Франсин старалась не заплакать, но не смогла и не справилась с собой.

Джулия обняла ее и прижала к скользкой белой атласной блузке, довольно долго нежно гладя по голове.

– Я не допущу, чтобы кто-то причинил тебе вред. И твой папа этого не допустит. Ты ведь теперь знаешь это, правда?

* * *

Прошел почти год, прежде чем Ричард понял причину внезапного решения Джулии оставить практику, продать дом и переехать. Все это время ему казалось, что эти события ниспосланы ему Богом или что это замечательное совпадение. Однажды в субботу вечером, когда они с Франсин были вдвоем и, поужинав, прослушали CD с «Путеводителем по оркестру для молодежи» Бриттена, он сказал:

– Солнышко, я хочу кое-что спросить у тебя. Это очень серьезно.

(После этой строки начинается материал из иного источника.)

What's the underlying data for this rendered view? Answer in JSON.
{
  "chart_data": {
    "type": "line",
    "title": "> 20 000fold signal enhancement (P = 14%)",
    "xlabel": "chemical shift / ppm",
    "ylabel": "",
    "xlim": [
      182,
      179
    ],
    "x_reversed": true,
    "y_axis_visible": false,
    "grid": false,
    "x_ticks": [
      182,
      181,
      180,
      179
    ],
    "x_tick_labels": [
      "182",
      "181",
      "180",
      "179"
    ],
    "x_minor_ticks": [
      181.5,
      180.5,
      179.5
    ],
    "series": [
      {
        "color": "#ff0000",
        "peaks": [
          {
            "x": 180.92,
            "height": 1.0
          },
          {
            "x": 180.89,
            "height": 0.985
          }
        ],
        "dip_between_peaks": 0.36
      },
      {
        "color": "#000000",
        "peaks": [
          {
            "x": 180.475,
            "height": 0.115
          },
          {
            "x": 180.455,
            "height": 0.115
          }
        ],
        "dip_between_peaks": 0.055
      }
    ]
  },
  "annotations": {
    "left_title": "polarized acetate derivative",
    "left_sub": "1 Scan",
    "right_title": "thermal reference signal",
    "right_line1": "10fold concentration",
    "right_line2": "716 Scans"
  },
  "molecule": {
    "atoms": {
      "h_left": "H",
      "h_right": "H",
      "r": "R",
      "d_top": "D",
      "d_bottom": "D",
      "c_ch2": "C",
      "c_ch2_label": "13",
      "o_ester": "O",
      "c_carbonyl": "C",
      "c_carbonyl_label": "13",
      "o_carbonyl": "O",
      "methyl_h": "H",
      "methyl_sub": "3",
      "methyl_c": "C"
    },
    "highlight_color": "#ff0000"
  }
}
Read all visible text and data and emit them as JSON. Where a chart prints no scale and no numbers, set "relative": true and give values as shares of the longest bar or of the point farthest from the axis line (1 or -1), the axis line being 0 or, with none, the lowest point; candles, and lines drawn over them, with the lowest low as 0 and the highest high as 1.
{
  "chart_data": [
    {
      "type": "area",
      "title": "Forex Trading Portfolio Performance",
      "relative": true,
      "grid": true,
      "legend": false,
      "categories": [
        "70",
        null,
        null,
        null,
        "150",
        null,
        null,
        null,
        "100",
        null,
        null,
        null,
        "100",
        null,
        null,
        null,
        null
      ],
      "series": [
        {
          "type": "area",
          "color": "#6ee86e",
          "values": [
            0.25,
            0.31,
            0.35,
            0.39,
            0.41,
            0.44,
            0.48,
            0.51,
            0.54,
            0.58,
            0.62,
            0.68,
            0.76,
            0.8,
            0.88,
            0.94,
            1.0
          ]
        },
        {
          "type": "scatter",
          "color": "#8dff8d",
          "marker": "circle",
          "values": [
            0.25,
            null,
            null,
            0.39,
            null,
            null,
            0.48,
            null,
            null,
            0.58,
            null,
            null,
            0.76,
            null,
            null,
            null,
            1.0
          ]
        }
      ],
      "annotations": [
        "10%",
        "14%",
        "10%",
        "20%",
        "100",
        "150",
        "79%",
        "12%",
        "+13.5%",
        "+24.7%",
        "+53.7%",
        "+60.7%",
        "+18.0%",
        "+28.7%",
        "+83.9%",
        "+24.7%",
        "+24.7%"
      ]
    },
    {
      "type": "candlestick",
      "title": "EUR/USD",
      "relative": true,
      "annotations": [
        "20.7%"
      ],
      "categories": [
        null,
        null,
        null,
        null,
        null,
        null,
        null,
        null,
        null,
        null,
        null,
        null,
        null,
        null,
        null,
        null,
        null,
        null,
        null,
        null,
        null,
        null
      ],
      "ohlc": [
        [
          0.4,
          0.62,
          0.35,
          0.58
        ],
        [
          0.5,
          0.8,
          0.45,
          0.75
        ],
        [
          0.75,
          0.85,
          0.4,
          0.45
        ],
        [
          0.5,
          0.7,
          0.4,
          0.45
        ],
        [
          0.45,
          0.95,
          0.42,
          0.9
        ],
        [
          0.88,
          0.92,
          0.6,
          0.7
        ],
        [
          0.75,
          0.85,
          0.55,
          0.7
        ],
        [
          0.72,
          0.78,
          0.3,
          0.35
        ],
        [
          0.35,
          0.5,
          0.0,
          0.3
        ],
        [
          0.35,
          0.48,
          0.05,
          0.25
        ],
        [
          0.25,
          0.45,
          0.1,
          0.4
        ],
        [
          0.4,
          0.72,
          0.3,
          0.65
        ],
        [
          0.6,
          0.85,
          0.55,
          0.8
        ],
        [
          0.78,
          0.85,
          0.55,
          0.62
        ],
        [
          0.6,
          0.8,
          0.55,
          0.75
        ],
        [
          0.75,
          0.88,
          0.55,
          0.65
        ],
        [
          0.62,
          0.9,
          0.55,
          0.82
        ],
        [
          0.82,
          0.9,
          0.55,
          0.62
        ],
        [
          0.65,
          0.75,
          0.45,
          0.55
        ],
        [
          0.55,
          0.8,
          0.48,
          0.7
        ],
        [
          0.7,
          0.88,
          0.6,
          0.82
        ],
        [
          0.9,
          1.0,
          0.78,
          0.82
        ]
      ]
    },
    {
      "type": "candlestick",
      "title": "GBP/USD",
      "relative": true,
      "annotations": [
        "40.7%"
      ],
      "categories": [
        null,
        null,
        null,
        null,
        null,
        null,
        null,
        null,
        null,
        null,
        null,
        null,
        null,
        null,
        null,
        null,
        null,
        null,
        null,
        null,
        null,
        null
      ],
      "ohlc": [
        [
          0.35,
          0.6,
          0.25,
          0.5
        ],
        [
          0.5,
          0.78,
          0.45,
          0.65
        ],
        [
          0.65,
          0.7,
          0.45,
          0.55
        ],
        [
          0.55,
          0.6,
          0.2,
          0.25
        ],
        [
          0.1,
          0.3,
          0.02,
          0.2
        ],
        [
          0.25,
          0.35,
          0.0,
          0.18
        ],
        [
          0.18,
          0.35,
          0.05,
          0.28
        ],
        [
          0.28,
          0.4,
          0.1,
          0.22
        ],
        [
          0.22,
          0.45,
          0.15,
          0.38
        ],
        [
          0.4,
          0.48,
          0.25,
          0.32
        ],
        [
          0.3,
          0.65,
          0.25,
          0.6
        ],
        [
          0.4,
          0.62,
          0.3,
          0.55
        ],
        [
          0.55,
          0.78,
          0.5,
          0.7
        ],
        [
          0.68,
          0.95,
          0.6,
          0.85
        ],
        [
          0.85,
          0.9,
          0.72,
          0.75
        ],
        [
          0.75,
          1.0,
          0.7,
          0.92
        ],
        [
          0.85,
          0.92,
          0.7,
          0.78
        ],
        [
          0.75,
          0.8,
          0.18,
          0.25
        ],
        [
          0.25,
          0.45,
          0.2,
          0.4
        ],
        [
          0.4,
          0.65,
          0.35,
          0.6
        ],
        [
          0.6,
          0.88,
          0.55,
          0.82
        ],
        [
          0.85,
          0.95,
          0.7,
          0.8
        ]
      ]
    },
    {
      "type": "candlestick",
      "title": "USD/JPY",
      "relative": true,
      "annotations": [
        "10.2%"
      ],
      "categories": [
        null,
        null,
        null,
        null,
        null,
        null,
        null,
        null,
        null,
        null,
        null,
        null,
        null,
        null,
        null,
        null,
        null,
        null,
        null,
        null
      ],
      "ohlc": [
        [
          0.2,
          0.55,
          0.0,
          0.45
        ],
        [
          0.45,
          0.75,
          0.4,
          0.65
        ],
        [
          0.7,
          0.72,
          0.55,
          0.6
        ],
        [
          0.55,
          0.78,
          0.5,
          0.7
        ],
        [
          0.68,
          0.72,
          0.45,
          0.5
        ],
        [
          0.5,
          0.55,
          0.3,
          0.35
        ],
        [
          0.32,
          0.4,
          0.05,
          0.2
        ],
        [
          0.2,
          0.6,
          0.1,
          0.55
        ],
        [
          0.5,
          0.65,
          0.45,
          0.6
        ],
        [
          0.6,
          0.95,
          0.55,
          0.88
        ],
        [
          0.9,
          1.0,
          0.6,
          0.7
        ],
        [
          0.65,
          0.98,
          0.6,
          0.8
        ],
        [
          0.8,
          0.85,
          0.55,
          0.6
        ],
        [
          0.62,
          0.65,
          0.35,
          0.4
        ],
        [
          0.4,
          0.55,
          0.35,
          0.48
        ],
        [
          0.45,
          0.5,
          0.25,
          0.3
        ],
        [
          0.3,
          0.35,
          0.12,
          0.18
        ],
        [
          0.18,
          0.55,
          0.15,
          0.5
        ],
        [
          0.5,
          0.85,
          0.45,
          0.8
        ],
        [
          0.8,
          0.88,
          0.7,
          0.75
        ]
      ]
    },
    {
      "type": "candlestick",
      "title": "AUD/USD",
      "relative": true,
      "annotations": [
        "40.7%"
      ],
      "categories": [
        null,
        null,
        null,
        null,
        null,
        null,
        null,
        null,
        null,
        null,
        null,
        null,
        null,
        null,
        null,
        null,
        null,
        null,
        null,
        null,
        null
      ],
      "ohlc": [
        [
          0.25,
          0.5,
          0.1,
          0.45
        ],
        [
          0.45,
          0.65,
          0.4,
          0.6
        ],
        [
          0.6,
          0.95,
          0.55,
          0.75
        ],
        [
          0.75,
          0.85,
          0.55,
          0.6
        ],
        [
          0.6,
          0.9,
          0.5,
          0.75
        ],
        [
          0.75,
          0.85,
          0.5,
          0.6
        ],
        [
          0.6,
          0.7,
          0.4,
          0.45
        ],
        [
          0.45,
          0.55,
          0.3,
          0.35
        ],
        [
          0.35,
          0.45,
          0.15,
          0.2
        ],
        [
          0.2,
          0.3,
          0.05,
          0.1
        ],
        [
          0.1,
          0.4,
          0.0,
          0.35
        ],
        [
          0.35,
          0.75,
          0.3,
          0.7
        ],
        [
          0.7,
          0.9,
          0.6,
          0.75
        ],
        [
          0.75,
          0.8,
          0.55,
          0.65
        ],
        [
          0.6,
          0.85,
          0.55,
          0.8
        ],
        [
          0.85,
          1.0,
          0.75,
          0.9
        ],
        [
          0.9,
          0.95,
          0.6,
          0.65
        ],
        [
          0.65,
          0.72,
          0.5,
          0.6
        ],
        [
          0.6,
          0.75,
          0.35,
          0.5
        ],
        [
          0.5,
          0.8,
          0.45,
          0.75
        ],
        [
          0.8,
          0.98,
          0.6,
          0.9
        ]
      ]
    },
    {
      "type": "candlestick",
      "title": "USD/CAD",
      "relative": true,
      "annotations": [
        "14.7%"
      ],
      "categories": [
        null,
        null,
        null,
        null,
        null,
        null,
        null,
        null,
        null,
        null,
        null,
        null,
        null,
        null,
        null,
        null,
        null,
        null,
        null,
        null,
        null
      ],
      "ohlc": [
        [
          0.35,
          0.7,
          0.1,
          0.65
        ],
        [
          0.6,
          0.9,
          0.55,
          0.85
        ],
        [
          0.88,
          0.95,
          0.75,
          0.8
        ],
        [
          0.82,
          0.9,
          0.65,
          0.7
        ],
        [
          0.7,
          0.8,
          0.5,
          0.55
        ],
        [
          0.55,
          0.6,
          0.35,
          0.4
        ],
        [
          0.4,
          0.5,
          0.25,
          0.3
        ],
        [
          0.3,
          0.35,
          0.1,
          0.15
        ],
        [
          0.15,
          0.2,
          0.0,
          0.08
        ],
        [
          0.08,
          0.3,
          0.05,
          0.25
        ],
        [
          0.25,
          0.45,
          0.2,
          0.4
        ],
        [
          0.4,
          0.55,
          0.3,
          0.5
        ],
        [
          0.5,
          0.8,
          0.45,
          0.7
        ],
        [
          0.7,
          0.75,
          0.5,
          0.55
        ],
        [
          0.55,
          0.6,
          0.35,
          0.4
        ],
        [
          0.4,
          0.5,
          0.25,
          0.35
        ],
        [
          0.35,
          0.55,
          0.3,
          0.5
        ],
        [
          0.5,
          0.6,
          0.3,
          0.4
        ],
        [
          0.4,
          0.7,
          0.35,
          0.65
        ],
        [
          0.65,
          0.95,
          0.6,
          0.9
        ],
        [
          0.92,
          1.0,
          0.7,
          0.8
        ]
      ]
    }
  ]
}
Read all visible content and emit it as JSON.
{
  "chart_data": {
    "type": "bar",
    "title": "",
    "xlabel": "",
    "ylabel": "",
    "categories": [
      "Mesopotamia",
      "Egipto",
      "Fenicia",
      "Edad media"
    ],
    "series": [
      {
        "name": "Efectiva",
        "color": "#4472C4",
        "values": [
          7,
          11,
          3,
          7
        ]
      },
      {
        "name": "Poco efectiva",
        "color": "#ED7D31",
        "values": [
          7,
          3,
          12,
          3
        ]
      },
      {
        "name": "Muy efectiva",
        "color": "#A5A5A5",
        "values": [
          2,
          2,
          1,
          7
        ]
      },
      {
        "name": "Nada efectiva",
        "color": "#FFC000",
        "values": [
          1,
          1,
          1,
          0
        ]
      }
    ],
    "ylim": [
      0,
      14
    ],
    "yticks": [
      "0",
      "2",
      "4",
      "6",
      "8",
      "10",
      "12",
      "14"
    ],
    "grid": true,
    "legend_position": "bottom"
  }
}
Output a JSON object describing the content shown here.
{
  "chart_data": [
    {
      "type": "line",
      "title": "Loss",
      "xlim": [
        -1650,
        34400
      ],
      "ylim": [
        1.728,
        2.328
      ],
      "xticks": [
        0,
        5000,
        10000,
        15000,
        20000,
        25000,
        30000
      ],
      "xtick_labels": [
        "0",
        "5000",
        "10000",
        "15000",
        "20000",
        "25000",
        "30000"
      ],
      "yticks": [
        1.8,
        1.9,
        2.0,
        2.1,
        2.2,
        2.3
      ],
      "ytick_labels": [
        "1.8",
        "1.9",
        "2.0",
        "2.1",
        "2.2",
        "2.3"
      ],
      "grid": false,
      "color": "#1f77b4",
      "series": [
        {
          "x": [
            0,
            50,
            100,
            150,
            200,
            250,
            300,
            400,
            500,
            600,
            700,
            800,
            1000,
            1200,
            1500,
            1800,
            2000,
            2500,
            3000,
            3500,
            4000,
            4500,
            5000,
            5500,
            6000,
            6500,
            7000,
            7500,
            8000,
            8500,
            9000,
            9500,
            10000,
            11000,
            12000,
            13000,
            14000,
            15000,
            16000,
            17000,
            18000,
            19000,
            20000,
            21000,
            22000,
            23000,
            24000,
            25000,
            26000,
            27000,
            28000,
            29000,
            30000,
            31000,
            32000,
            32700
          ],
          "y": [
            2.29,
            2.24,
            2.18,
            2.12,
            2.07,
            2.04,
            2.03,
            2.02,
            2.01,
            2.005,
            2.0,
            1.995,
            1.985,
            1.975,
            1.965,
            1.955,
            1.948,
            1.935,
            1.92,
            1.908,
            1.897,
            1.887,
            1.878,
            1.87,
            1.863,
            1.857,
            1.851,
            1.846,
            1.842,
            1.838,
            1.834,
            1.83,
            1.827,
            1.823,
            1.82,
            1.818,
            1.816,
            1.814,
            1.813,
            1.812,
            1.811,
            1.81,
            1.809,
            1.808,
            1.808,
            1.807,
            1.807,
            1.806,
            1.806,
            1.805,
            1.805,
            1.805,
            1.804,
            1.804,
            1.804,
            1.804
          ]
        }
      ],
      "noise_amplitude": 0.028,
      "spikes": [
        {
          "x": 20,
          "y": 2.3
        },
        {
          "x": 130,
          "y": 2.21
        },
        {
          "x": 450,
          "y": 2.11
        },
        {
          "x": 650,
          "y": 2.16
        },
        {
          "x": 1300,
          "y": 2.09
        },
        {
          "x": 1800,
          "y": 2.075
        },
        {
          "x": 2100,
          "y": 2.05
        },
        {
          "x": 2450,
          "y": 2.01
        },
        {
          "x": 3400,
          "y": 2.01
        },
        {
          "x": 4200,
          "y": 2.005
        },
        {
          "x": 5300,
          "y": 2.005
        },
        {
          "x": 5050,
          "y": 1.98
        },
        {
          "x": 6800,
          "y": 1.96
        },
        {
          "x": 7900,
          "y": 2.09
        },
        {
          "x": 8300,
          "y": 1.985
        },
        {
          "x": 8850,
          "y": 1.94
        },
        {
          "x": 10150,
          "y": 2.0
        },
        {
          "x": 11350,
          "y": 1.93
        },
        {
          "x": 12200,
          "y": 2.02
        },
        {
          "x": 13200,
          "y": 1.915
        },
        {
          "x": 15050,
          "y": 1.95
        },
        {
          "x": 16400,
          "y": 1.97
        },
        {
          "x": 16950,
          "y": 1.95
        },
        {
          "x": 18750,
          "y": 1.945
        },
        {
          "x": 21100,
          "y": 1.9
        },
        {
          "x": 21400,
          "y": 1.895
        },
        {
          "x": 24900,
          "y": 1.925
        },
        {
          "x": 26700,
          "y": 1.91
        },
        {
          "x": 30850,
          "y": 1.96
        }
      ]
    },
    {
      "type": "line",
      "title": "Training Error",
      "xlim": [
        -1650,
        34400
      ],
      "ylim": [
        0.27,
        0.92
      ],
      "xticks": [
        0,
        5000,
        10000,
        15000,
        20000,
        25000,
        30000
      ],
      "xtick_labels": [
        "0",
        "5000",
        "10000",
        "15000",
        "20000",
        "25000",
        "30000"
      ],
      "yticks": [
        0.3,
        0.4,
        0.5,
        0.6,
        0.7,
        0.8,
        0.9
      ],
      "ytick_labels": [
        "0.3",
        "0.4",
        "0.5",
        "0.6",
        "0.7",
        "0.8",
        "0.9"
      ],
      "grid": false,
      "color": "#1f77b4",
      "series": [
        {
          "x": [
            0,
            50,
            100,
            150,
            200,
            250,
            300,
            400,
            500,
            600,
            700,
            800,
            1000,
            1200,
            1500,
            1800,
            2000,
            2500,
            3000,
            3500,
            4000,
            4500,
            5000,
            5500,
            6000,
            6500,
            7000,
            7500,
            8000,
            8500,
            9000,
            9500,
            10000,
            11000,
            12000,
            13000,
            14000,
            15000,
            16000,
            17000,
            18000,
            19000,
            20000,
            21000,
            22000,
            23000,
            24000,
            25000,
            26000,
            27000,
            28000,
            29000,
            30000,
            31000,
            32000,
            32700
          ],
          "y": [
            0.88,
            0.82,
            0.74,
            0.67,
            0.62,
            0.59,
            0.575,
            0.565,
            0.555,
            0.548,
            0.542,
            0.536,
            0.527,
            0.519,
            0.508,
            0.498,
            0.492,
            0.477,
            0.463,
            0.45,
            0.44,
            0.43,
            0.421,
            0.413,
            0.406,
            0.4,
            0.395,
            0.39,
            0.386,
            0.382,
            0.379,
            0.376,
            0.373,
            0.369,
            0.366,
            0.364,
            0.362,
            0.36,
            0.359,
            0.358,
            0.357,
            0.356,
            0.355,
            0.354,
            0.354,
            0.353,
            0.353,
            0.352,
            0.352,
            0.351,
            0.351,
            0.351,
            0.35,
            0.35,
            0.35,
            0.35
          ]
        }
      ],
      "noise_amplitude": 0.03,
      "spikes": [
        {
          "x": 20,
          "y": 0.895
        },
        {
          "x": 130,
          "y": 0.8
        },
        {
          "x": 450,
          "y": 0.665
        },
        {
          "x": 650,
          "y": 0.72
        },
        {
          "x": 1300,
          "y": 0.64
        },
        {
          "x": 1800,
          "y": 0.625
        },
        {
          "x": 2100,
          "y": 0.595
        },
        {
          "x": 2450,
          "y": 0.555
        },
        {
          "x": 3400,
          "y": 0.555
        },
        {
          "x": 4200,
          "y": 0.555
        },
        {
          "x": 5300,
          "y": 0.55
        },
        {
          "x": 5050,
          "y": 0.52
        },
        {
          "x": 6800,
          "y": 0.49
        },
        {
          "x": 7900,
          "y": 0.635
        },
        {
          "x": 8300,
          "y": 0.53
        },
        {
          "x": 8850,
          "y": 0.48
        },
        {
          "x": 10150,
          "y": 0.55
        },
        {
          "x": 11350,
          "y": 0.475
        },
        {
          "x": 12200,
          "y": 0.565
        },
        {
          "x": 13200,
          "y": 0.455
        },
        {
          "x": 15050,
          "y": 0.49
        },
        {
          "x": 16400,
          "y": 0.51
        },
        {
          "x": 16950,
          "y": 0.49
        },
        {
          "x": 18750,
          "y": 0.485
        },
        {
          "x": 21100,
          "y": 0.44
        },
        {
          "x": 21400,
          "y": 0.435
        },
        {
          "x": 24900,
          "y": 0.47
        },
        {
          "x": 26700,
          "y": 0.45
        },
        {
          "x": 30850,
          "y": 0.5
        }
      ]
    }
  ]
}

– О том дне? – спросила Франсин.

Ричард понял, что она имеет в виду, и опешил. Неужели ему грозит забыть, как сильно прошлое ее угнетает?

– Нет, не об этом. О том дне было сказано все, что можно, так что говорить не о чем.

Франсин кивнула, затем, как бы с запоздалым сомнением, пожала плечами.

– Я хочу спросить тебя совсем о другом. О будущем, а не о прошлом, о том времени, которое наступит. – Ричард выждал, затем сказал: – Что бы ты сказала, если бы я женился?

– Женился?

– Я хотел бы жениться. Я никогда не забуду твою маму, ты это знаешь. И никогда не перестану любить ее. Но я хочу снова жениться, причем и ради тебя тоже. Полагаю, ты догадываешься, на ком?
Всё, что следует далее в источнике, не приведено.